サカナはがっかりするのか。
100円→500円→100円とお手伝いの駄賃が変動すればどうでしょうか。
100円から500円になればもっとはりきって手伝うでしょう。
ところが500円だったものが100円に下がると、がっかりして手を抜いてしまうかも知れません。それも当初以上に。
このような報酬の量や質が低下した時にみられる行動の悪化を「負の継時的対比効果(ガッカリ効果)」といいます。
哺乳類ではよくみられるガッカリ効果ですが、哺乳類以外では報告されていません。
異なる側面?
これまでの研究では、報酬を得るまでの時間を指標にガッカリ効果をみていました。
これに加えて、生理学的な観点から探ることでサカナのガッカリについてより詳しく示すことが出来るかもしれません。
計測しやすい生理反応の指標として呼吸、心拍、体色があります。呼吸や心拍については計測機器を用いて測定できる可能性が高いですが、体色についてはその変化が激しい魚種を選ぶ必要があります。体色変化が激しく、これまで研究された魚種(キンギョやティラピア)と生態的に異なる魚種を検討した結果、アカオビシマハゼに至りました。
魚類のガッカリ効果に関する研究はあまり見当たりませんが、キンギョにおいてはガッカリ効果が検出されませんでした(Lowes & Bitterman,1967)。
しかし、魚類は低温の海から熱帯の海、浅海から深海、淡水から海水まで様々な環境で生息しています。
数例だけの研究で「サカナにガッカリはない」と結論付けるのは早急ではないでしょうか。
これまでの研究とは異なる側面から見れば「ガッカリ」を検出できるかもしれません。
ガッカリ効果、その前に。
ガッカリ効果を検討する前提として、学習行動が重要となってきます。

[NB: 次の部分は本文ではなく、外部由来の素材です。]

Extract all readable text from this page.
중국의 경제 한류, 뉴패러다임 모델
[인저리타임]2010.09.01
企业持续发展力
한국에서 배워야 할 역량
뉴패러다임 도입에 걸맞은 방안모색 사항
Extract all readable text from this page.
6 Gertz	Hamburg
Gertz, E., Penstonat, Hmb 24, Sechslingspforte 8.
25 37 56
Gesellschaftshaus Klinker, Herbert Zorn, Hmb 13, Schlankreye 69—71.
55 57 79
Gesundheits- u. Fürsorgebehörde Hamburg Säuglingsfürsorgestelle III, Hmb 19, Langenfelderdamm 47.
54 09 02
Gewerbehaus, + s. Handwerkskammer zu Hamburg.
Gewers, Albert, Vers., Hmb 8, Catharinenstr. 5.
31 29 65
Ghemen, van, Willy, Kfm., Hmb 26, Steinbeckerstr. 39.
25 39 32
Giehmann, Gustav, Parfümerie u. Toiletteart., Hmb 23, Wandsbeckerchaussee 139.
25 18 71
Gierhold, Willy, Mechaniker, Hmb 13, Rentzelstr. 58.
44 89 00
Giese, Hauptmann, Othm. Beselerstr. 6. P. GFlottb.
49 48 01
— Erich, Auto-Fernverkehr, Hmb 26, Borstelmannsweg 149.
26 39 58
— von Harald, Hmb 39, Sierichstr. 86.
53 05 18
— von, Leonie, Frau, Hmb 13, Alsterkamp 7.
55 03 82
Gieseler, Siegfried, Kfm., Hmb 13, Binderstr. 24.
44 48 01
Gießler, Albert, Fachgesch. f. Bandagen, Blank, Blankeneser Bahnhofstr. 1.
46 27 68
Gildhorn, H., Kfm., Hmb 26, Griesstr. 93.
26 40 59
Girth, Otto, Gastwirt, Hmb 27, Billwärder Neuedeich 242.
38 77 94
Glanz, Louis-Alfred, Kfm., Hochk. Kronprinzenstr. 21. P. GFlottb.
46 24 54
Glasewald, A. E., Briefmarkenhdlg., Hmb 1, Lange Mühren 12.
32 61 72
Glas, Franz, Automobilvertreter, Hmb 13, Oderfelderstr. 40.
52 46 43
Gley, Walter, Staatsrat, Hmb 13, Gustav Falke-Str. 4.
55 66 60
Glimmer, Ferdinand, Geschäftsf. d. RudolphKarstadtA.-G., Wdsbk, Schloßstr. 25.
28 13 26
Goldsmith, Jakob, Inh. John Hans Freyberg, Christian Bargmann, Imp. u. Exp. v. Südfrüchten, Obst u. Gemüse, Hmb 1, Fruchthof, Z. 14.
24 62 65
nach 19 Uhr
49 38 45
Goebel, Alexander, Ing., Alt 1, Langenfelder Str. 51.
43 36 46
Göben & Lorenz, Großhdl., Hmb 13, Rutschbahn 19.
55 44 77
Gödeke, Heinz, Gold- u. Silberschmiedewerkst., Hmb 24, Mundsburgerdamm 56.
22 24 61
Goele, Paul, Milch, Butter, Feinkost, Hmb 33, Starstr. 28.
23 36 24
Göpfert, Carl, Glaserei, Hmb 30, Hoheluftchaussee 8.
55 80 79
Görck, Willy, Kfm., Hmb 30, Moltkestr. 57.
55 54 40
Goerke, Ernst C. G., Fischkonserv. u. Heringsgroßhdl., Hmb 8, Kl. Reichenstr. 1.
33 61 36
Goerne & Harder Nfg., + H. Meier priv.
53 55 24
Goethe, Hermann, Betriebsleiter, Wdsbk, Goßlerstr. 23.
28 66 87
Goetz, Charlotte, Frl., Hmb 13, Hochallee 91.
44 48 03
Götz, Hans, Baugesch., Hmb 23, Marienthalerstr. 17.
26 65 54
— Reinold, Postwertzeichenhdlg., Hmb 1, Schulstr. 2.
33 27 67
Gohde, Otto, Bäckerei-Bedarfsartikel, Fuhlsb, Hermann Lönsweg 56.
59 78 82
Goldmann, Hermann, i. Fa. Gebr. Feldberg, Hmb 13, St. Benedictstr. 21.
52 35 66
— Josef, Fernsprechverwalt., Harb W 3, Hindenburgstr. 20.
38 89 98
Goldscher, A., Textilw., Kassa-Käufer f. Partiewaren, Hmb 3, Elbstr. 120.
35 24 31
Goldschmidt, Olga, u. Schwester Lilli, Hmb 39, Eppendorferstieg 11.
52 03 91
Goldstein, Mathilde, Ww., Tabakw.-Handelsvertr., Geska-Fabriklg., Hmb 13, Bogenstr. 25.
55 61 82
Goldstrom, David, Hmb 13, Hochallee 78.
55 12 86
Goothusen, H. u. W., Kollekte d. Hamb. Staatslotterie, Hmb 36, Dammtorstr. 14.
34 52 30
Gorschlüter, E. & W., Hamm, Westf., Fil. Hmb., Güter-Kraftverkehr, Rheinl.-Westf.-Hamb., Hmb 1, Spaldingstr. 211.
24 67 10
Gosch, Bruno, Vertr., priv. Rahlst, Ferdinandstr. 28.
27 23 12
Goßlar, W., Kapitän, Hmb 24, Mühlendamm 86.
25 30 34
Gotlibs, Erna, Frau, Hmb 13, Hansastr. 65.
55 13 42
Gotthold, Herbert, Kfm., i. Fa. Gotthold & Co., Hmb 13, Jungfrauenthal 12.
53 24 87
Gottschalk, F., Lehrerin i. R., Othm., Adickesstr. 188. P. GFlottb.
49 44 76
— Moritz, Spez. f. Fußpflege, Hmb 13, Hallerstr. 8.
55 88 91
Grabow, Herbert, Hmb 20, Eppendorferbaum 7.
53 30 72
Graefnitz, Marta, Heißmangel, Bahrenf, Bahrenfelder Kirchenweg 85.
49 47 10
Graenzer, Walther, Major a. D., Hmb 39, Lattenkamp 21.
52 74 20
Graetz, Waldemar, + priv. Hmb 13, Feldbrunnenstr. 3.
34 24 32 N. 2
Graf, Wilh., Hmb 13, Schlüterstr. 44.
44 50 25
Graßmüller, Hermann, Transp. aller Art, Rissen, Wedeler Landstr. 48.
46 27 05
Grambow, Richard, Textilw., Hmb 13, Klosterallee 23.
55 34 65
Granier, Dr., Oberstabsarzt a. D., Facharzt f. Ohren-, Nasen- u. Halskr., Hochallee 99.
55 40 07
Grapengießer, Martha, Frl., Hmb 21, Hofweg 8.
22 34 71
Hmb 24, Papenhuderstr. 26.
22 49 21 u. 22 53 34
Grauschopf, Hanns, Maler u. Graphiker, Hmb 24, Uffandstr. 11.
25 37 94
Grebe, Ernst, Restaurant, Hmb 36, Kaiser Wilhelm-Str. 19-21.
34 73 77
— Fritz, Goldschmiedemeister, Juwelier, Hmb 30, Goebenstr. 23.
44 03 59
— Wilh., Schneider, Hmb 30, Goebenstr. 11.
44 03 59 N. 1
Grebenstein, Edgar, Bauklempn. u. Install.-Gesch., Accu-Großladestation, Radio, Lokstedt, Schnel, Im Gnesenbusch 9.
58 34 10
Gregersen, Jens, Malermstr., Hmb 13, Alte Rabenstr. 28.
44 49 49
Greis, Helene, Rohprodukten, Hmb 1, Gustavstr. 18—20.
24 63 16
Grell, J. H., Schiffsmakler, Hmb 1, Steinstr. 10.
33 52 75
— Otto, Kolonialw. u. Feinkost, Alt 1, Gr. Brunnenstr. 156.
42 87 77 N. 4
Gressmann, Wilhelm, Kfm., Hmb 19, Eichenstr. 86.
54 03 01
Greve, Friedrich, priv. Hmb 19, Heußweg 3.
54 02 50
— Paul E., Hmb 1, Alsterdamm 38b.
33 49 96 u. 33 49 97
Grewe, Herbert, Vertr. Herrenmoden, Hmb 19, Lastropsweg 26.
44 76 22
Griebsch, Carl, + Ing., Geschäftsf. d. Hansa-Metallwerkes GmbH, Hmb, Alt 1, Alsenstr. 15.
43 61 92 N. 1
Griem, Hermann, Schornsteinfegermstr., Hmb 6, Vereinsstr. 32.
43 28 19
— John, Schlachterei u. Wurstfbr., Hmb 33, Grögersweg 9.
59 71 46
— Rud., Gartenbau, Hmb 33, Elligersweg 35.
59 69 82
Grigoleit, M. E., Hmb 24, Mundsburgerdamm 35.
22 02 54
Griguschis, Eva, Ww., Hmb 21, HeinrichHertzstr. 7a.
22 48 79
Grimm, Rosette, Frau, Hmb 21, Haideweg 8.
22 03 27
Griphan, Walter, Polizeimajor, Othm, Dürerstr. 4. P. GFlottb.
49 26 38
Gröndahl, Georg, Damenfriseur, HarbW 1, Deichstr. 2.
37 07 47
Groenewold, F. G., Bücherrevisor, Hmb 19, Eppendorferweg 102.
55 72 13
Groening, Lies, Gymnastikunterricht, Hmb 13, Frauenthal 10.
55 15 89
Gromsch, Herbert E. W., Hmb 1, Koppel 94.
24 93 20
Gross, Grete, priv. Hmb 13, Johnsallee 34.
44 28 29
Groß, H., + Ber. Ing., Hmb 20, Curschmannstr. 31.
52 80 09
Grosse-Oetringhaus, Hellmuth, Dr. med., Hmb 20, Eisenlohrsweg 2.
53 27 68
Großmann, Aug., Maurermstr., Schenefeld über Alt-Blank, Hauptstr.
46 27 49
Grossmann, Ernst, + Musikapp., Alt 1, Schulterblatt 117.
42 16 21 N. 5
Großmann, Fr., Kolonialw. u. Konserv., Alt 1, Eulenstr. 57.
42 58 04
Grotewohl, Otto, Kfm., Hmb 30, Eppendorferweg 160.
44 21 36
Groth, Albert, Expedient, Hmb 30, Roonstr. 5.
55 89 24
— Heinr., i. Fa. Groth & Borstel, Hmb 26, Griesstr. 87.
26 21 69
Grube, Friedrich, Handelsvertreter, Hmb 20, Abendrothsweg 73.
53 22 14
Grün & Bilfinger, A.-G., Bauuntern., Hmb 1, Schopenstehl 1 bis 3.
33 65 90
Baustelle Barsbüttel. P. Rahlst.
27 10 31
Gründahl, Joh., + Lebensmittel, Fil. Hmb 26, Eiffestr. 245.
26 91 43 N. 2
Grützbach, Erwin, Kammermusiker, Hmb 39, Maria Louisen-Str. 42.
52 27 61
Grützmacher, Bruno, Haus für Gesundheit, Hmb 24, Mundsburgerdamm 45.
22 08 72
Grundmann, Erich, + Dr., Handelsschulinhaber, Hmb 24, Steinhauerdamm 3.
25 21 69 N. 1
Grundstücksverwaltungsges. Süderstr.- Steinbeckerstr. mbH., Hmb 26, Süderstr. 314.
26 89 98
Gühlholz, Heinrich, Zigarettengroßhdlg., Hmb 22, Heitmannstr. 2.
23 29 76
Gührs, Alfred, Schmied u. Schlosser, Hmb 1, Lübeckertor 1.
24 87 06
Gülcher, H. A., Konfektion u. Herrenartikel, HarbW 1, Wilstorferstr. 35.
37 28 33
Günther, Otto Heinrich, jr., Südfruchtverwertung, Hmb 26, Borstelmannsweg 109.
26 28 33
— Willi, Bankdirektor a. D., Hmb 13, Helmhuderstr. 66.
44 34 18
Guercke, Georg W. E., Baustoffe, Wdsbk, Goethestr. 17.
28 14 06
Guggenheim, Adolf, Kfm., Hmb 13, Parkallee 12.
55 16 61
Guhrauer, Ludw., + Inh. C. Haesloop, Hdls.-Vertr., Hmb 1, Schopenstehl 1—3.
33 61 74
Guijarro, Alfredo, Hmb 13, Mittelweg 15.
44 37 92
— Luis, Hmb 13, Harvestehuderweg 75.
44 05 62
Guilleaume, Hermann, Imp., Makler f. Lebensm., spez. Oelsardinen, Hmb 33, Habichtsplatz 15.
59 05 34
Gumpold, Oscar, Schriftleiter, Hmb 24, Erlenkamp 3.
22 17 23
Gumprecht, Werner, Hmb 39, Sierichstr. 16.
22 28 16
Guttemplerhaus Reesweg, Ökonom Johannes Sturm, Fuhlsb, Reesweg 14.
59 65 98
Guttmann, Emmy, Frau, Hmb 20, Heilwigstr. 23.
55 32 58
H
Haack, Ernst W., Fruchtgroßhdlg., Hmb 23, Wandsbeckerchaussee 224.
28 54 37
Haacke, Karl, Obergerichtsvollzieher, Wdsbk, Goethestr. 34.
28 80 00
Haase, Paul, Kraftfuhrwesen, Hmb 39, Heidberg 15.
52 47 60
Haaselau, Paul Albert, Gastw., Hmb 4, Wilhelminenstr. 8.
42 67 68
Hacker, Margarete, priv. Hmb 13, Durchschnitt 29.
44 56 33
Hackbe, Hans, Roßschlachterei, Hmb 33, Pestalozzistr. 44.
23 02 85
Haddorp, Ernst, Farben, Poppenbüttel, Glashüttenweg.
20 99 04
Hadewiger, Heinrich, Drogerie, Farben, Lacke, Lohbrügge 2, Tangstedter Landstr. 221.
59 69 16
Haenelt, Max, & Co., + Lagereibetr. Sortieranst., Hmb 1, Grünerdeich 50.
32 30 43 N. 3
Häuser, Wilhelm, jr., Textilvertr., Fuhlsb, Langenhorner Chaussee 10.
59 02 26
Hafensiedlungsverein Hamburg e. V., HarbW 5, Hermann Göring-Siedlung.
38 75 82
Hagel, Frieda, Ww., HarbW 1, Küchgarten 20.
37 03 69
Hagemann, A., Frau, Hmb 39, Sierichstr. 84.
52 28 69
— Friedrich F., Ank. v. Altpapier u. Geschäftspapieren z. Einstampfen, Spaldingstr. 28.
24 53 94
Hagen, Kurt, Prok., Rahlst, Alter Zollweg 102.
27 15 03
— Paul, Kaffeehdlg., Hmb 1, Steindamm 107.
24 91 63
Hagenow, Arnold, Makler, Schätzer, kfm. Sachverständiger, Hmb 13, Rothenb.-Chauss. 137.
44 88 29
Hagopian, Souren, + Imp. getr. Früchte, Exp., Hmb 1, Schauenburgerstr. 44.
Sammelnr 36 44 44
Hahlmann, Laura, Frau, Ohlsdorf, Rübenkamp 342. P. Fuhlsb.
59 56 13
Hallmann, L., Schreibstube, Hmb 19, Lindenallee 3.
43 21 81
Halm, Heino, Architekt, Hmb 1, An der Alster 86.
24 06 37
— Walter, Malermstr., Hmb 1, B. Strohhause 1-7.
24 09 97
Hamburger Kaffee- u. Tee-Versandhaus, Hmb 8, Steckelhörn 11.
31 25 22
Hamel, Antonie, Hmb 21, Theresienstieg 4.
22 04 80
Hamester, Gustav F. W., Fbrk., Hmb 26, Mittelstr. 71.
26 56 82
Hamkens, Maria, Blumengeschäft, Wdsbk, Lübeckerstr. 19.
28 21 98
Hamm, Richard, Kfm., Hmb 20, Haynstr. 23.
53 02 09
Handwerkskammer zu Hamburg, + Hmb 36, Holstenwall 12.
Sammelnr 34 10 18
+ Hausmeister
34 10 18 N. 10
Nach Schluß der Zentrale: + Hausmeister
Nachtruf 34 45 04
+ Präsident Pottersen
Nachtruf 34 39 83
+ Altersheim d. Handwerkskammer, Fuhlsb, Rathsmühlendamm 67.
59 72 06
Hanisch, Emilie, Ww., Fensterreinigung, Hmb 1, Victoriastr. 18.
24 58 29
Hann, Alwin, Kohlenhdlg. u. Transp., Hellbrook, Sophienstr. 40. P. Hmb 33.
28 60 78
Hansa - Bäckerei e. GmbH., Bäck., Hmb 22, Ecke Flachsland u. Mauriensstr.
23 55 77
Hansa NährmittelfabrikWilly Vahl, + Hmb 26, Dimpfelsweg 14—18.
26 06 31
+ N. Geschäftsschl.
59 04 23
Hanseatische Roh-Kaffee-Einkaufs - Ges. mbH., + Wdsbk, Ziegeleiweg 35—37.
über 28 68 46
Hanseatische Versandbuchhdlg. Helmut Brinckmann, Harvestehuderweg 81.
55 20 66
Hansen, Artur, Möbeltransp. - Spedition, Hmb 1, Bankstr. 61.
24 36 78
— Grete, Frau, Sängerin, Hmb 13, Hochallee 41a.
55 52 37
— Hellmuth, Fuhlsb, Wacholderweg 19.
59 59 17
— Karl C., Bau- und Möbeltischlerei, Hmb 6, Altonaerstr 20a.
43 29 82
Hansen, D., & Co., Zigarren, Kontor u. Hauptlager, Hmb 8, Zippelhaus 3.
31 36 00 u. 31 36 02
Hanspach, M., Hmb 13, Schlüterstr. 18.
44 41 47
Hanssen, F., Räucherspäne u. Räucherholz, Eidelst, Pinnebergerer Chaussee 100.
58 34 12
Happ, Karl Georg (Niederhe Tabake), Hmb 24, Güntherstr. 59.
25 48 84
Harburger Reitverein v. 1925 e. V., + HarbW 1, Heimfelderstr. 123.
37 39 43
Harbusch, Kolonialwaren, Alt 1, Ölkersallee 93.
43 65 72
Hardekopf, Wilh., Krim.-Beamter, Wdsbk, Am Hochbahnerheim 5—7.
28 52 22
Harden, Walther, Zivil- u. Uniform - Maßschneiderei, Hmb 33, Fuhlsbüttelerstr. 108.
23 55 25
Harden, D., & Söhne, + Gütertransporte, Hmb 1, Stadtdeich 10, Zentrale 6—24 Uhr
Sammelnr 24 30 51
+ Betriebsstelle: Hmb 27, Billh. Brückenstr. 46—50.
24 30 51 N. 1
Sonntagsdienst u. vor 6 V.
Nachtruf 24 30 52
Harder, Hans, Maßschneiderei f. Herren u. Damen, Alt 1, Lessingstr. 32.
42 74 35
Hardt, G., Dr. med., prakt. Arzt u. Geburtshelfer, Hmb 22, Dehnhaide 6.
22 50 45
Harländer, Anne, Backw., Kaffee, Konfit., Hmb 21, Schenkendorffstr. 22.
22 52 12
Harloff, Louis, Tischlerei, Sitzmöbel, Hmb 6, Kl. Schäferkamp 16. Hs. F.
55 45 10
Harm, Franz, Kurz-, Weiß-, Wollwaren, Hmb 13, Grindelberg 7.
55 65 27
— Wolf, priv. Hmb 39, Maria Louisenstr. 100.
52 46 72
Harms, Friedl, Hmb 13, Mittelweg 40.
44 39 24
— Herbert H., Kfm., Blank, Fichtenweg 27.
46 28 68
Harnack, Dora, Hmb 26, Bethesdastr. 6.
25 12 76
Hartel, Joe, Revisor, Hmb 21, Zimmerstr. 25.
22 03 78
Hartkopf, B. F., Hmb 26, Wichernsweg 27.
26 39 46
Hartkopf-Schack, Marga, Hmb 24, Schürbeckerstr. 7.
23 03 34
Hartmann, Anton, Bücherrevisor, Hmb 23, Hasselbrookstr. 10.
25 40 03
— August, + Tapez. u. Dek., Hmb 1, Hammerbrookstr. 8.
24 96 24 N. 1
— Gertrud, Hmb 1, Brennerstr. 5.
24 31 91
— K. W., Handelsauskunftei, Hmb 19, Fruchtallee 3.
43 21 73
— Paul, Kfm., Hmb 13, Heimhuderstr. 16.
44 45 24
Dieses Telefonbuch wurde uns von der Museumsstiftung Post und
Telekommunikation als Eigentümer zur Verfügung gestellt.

ある好ましい状況(上記の例では手伝い→駄賃)が起こることを予期しなければそもそもガッカリできません。
つまり報酬を予期できるか、その学習を明らかにする必要があります。そこで本研究では、将来的な展開を念頭にアカオビシマハゼの学習がどのように進むのかを検討しています。
この研究成果の一部「アカオビシマハゼの学習行動」についての論文が公表されました。
Yoshida, M., Kanto, Y., Tsuboi, M., Sakai, Y. (2013) Rapid acquisition of an appetitive conditioned response in an intertidal fish, Tridentiger trigonocephalus (Gobiidae), using an ethologically relevant conditioning paradigm. Behaviour, 150 (6), 585-598.